Similar themes ran through city officials’ responses following release of the unofficial results of Cabot’s special election on the Sales and Use Tax Refunding and Improvement Bonds - “excited,” and “time to get going.” With a turnout of about 6.5 percent of nearly 13,000 voters registered in the city, about 72 percent of the 833 votes cast in the election, approved the ballot measures.
Total of the bond issues could reach $51 million; funds to pay off the bonds will come through revenue collected in the city’s one-cent sales tax. In his presentations, Mayor Bill Cypert said estimates based on no further growth showed the bonds would be paid in about 15 years.
There were seven issues on the ballot; unofficial results of the election:
•Refunding the 2005 bond and sales tax ($11m) 613-213
•North Terminal Interchange and connector to the railroad overpass ($9.5m) 594-238
•Highlands Drainage improvements ($500,000) 546-277
•Library Expansion and Renovation ($2.6m) 612-215
•Community Center Expansion And Renovation ($5.46m) 602-225
•Wastewater Collection System Improvements ($8.2m) 598-231
•Parks and Recreation New Infrastructure ($13m) 594-238
The Election Commission has 10 days following an election to certify the counts. On Tuesday, Lonoke County Clerk Larry Clarke said there were seven ballots, six absentee and one provisional, not yet included in the count.
The push for the improvement bonds began in 2011 after the first of a series of town hall style, public meetings promised by Cypert during his election campaign.
The strongest issue heard at the April 2011 meeting was for more and better parks and recreation facilities in the city.
At the following Parks and Recreation Commission meeting, a full house of supporters for improved facilities prompted the commissioners to revive a plan that had been shelved for lack of funding. Estimates were that the plan for ball fields, new outdoor swimming complex and other facilities would cost upwards of $13 million.
Initial plans to seek a sales tax to underwrite the improvements were opposed by Cypert, whose plan was to seek refunding of the current tax and improvement bonds for a number of city projects. Cypert said an additional sales tax would discourage economic growth.
Discussions between other city commissions and departments developed the plan that was proposed to voters on April 9.
Under the proposal, the existing 2005 improvement bond that had funded the new wastewater treatment plant, the railroad overpass between Austin and Cabot; funds to complete the Cabot Veterans Park Community Center; new animal shelter and streets improvements.
The 2005 bond, itself, was a refunding of a 1999 bond that paid for water improvements.
In his presentations, Cypert pointed out that the 2005 improvement bond would be paid off in 2016, 15 years ahead of schedule. The 2013 improvement bond would be paid in 20 years if revenue stayed at the present level.
The projects approved by voter are:
Parks and Recreation New Infrastructure, and Community Center Expansion and Renovation – total of $13.5 million. The largest part of the project will a 9-field baseball complex, outdoor pool complex and walking track; two softball fields at Allman-Bevis Park on South First Street and other park area improvements. The nine-field complex will be west of the intersection of Arkansas Highway and Kerr Station Road.
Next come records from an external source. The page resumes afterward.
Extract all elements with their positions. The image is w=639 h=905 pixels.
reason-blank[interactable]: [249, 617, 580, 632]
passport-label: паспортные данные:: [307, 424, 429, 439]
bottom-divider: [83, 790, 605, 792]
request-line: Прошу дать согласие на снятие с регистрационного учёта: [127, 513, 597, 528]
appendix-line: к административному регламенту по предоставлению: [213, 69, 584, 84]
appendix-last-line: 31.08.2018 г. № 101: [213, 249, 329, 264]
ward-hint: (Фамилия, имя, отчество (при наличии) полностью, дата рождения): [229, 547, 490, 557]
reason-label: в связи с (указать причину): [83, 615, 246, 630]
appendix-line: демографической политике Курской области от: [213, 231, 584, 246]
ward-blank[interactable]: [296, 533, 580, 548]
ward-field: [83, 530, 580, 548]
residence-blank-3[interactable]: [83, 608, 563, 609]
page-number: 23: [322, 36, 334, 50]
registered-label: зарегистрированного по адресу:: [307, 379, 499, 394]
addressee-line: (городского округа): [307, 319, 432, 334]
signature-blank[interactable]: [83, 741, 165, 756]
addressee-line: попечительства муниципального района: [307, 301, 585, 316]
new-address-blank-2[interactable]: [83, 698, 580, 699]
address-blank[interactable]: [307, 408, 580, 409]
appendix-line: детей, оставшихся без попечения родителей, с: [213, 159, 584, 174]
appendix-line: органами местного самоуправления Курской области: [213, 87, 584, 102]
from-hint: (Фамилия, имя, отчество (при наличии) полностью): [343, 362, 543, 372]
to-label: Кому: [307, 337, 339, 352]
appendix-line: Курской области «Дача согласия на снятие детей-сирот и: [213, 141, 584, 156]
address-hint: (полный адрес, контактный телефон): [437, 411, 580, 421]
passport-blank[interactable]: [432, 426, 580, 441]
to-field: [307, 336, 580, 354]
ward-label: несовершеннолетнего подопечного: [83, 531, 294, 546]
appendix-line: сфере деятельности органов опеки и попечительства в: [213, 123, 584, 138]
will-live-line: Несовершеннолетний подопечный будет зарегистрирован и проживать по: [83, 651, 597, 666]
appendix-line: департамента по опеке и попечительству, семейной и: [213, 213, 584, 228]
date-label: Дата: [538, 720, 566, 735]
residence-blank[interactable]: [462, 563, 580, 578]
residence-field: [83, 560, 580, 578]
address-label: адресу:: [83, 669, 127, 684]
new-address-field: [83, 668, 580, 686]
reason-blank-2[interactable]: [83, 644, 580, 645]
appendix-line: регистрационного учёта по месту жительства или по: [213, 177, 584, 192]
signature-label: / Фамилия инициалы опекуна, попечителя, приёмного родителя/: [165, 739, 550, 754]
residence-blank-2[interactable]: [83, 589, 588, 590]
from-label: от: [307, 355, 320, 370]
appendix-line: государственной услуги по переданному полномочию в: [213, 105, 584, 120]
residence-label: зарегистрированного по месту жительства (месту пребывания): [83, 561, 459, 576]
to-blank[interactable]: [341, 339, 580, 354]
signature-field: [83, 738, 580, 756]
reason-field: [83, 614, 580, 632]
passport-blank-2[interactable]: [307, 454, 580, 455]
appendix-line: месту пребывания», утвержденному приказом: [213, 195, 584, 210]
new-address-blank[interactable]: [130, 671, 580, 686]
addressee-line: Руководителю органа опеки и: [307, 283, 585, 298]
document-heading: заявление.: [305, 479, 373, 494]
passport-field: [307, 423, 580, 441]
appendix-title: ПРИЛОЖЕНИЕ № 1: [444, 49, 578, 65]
Expansion of the Community Center will include a second building with expanded banquet and exercise rooms. Improvements would include banquet seating for 600 to 800, stage and kitchen and adequate parking
North Terminal Interchange with U.S. Highway 67/167 and Arkansas Highway 38 at the Railroad Overpass - estimated cost $19 million, with $9.5 million from the city and the remainder from the Arkansas Highway and Transportation Department. The Interchange will also connect with Willie Ray Drive on the west side of the highway.
Highlands Storm Drainage - $500,000: the improvements are to improve drainage of the flood-prone area.
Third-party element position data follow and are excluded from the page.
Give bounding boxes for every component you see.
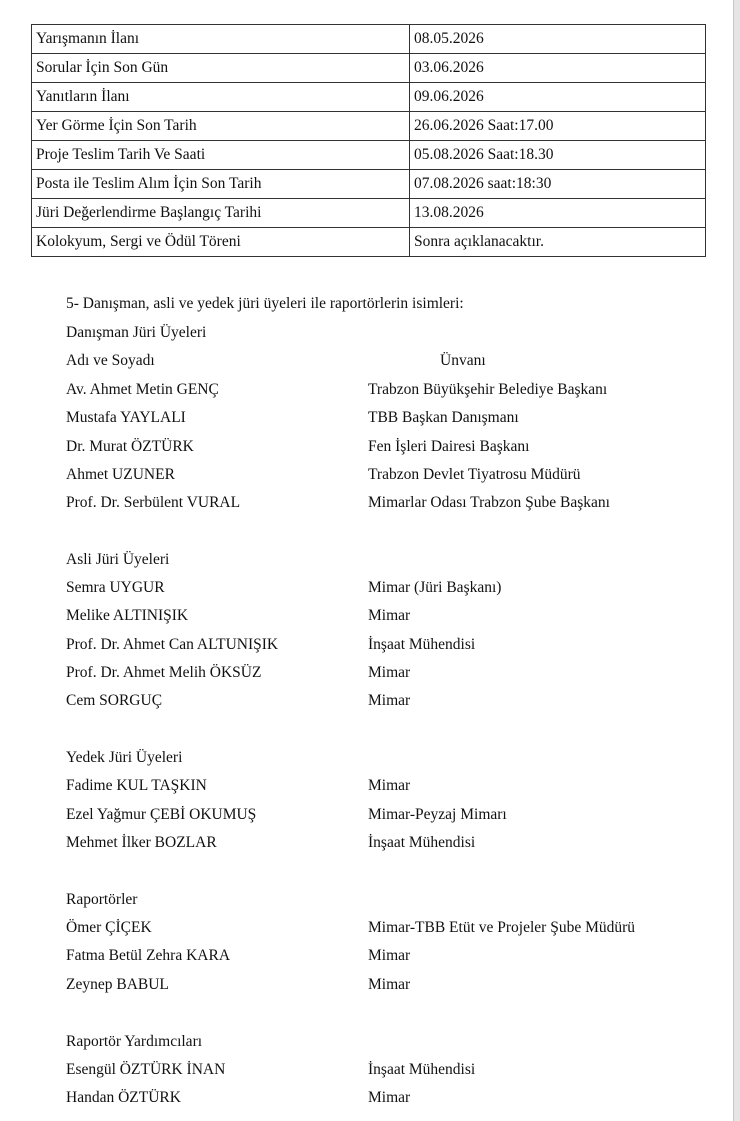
member-name: Semra UYGUR bbox=[66, 579, 165, 596]
table-row bbox=[32, 54, 706, 83]
schedule-label: Jüri Değerlendirme Başlangıç Tarihi bbox=[32, 199, 410, 228]
member-title: TBB Başkan Danışmanı bbox=[368, 409, 519, 426]
table-row bbox=[32, 83, 706, 112]
member-title: İnşaat Mühendisi bbox=[368, 1061, 476, 1078]
table-row bbox=[32, 141, 706, 170]
member-title: Mimar bbox=[368, 692, 411, 709]
page-edge-shadow bbox=[734, 0, 740, 1121]
schedule-table bbox=[31, 24, 706, 257]
main-jury-heading: Asli Jüri Üyeleri bbox=[66, 551, 170, 568]
member-name: Esengül ÖZTÜRK İNAN bbox=[66, 1061, 226, 1078]
title-column-header: Ünvanı bbox=[440, 352, 486, 369]
schedule-value: 08.05.2026 bbox=[410, 25, 706, 54]
member-name: Mehmet İlker BOZLAR bbox=[66, 834, 217, 851]
name-column-header: Adı ve Soyadı bbox=[66, 352, 155, 369]
schedule-label: Yanıtların İlanı bbox=[32, 83, 410, 112]
schedule-value: 09.06.2026 bbox=[410, 83, 706, 112]
schedule-label: Yarışmanın İlanı bbox=[32, 25, 410, 54]
schedule-label: Kolokyum, Sergi ve Ödül Töreni bbox=[32, 228, 410, 257]
section-heading: 5- Danışman, asli ve yedek jüri üyeleri ile raportörlerin isimleri: bbox=[66, 295, 464, 312]
schedule-value: 03.06.2026 bbox=[410, 54, 706, 83]
table-row bbox=[32, 228, 706, 257]
member-title: Mimar-Peyzaj Mimarı bbox=[368, 806, 507, 823]
member-title: Mimar bbox=[368, 976, 411, 993]
member-title: Fen İşleri Dairesi Başkanı bbox=[368, 438, 530, 455]
member-title: Mimar bbox=[368, 607, 411, 624]
schedule-label: Posta ile Teslim Alım İçin Son Tarih bbox=[32, 170, 410, 199]
table-row bbox=[32, 199, 706, 228]
member-title: İnşaat Mühendisi bbox=[368, 636, 476, 653]
member-title: Mimar (Jüri Başkanı) bbox=[368, 579, 502, 596]
schedule-label: Yer Görme İçin Son Tarih bbox=[32, 112, 410, 141]
schedule-value: 07.08.2026 saat:18:30 bbox=[410, 170, 706, 199]
table-row bbox=[32, 112, 706, 141]
schedule-value: 26.06.2026 Saat:17.00 bbox=[410, 112, 706, 141]
schedule-value: Sonra açıklanacaktır. bbox=[410, 228, 706, 257]
member-name: Ömer ÇİÇEK bbox=[66, 919, 152, 936]
member-name: Dr. Murat ÖZTÜRK bbox=[66, 438, 194, 455]
member-title: Mimar-TBB Etüt ve Projeler Şube Müdürü bbox=[368, 919, 636, 936]
member-name: Prof. Dr. Ahmet Can ALTUNIŞIK bbox=[66, 636, 279, 653]
member-name: Prof. Dr. Serbülent VURAL bbox=[66, 494, 241, 511]
member-name: Melike ALTINIŞIK bbox=[66, 607, 189, 624]
table-row bbox=[32, 170, 706, 199]
member-title: Mimar bbox=[368, 947, 411, 964]
member-name: Handan ÖZTÜRK bbox=[66, 1089, 181, 1106]
member-name: Ahmet UZUNER bbox=[66, 466, 175, 483]
member-title: Mimar bbox=[368, 777, 411, 794]
schedule-label: Proje Teslim Tarih Ve Saati bbox=[32, 141, 410, 170]
member-title: Trabzon Büyükşehir Belediye Başkanı bbox=[368, 381, 608, 398]
member-title: Mimar bbox=[368, 664, 411, 681]
member-name: Fadime KUL TAŞKIN bbox=[66, 777, 207, 794]
member-name: Ezel Yağmur ÇEBİ OKUMUŞ bbox=[66, 806, 257, 823]
member-name: Prof. Dr. Ahmet Melih ÖKSÜZ bbox=[66, 664, 262, 681]
rapporteurs-heading: Raportörler bbox=[66, 891, 138, 908]
member-name: Cem SORGUÇ bbox=[66, 692, 163, 709]
member-name: Mustafa YAYLALI bbox=[66, 409, 186, 426]
assistant-rapporteurs-heading: Raportör Yardımcıları bbox=[66, 1033, 203, 1050]
member-title: Mimarlar Odası Trabzon Şube Başkanı bbox=[368, 494, 610, 511]
advisory-heading: Danışman Jüri Üyeleri bbox=[66, 324, 207, 341]
member-name: Av. Ahmet Metin GENÇ bbox=[66, 381, 219, 398]
member-name: Zeynep BABUL bbox=[66, 976, 169, 993]
member-name: Fatma Betül Zehra KARA bbox=[66, 947, 231, 964]
substitute-jury-heading: Yedek Jüri Üyeleri bbox=[66, 749, 183, 766]
schedule-value: 13.08.2026 bbox=[410, 199, 706, 228]
member-title: Mimar bbox=[368, 1089, 411, 1106]
table-row bbox=[32, 25, 706, 54]
member-title: Trabzon Devlet Tiyatrosu Müdürü bbox=[368, 466, 581, 483]
member-title: İnşaat Mühendisi bbox=[368, 834, 476, 851]
schedule-value: 05.08.2026 Saat:18.30 bbox=[410, 141, 706, 170]
schedule-label: Sorular İçin Son Gün bbox=[32, 54, 410, 83]
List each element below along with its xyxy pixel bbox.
Library Relocation, Expansion and Renovation - $2.5 million: a partnership between Cabot and the Lonoke/Prairie Library System to renovate the former Knight’s Grocery Store at the corner of South Tenth Street and West Main.
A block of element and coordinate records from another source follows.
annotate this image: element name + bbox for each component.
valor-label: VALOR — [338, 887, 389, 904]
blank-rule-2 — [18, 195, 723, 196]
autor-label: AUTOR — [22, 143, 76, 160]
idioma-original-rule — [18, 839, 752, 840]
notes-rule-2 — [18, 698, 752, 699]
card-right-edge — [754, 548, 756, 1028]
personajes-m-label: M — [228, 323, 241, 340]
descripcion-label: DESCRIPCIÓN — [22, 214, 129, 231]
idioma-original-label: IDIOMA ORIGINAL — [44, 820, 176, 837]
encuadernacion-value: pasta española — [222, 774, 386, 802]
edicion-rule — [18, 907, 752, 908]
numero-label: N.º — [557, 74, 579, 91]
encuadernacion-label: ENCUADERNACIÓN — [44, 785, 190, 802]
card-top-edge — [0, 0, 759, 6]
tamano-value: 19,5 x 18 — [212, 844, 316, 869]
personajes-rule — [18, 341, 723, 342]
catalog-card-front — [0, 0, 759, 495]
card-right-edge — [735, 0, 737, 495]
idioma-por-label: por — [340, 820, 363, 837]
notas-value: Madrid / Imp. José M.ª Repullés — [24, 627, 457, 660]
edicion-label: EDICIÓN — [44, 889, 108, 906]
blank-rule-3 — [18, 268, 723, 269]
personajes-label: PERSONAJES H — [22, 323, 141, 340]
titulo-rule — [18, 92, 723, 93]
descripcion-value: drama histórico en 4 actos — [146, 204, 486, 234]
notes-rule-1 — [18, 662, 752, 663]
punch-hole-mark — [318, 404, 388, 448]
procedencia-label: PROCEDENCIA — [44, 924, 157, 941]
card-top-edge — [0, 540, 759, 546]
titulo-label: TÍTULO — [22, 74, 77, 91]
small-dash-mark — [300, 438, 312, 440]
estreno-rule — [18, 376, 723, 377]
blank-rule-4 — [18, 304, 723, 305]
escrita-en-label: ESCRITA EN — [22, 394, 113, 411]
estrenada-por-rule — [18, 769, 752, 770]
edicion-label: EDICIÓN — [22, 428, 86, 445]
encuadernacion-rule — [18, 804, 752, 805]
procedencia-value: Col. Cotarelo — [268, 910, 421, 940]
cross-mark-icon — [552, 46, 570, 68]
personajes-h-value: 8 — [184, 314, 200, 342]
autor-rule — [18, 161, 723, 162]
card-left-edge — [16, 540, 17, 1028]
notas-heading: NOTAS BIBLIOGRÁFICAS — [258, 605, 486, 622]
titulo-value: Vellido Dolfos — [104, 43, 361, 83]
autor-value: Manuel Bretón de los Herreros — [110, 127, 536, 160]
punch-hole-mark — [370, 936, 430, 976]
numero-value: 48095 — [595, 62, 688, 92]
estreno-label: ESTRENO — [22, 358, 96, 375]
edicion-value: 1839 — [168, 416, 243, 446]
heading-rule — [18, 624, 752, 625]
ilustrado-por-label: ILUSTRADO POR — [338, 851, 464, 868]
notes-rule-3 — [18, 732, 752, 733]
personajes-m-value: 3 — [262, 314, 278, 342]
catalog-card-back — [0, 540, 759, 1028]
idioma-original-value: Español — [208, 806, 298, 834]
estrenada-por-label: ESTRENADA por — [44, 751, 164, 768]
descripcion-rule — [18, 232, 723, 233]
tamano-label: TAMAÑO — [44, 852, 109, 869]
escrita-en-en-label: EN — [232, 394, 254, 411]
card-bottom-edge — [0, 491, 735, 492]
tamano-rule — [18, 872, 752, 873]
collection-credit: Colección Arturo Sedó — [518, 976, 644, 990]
Cabot purchased the building in late 2012 with the condition of awaiting results of the bond election.
With that approval, the Library board will proceed with renovations and closing of the current library on North Grant Street.
Cypert said in presentations that the building would become the Senior Citizen Center, or would be sold.
Wastewater Collection System Improvements - $8.2 million: of the four town hall meeting held beginning in February, the wastewater system improvements drew the most attention, and the most criticism with perception that the improvements were solely for the northwest area, including Greystone and Magness Creek. Water Commission chairman Gary Walker explained the system improvements were being done to reduce costs and bring the system into compliance with requirements enforced by the Arkansas Department of Environmental Quality.
The improvements would be done regardless of the outcome of the election; the bond issue would take the burden of the cost off ratepayers, he explained.